Scalar, Electromagnetic and Gravitational Perturbations of Kerr-Newman Black Holes in the Slow-Rotation Limit

TL;DR

This paper analyzes scalar, electromagnetic, and gravitational perturbations of Kerr-Newman black holes in the slow-rotation limit, deriving perturbation equations and computing quasinormal modes to study stability.

Contribution

It provides the first detailed derivation of perturbation equations and quasinormal modes for Kerr-Newman black holes in the slow-rotation approximation, extending previous analyses.

Findings

Axial and polar sectors are isospectral at first order in spin

First self-consistent stability analysis of Kerr-Newman metric

Derived perturbation equations for gravito-electromagnetic case

Abstract

In Einstein-Maxwell theory, according to classic uniqueness theorems, the most general stationary black-hole solution is the axisymmetric Kerr-Newman metric, which is defined by three parameters: mass, spin and electric charge.
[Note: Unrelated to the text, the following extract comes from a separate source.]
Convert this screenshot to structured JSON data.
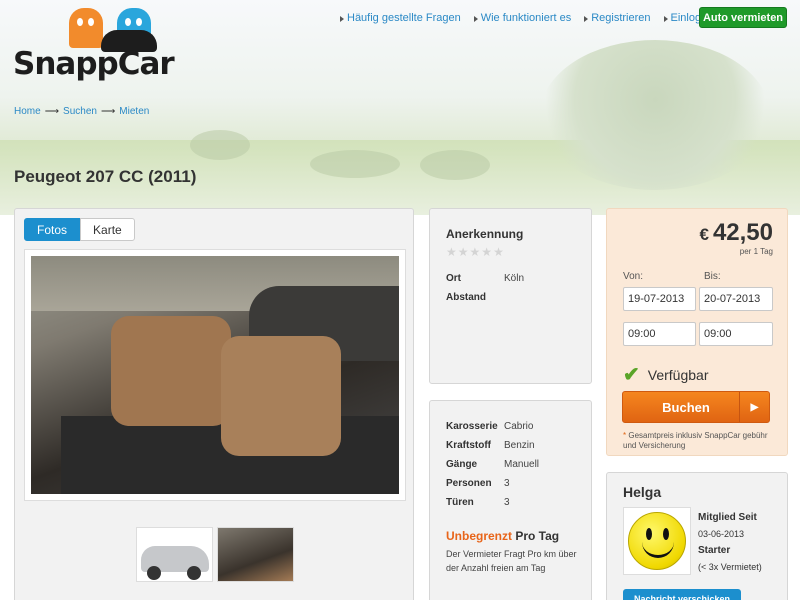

The radial and angular dependence of gravitational and electromagnetic perturbations in the Kerr-Newman geometry do not seem to be separable. In this paper we circumvent this problem by studying scalar, electromagnetic and gravitational perturbations of Kerr-Newman black holes in the slow-rotation limit. We extend (and provide details of) the analysis presented in a recent Letter [arXiv:1304.1160]. Working at linear order in the spin, we present the first detailed derivation of the axial and polar perturbation equations in the gravito-electromagnetic case, and we compute the corresponding quasinormal modes for any value of the electric charge. Our study is the first self-consistent stability analysis of the Kerr-Newman metric, and in principle it can be extended to any order in the small rotation parameter. We find numerical evidence that the axial and polar sectors are isospectral at first order in the spin, and speculate on the possible implications of this result.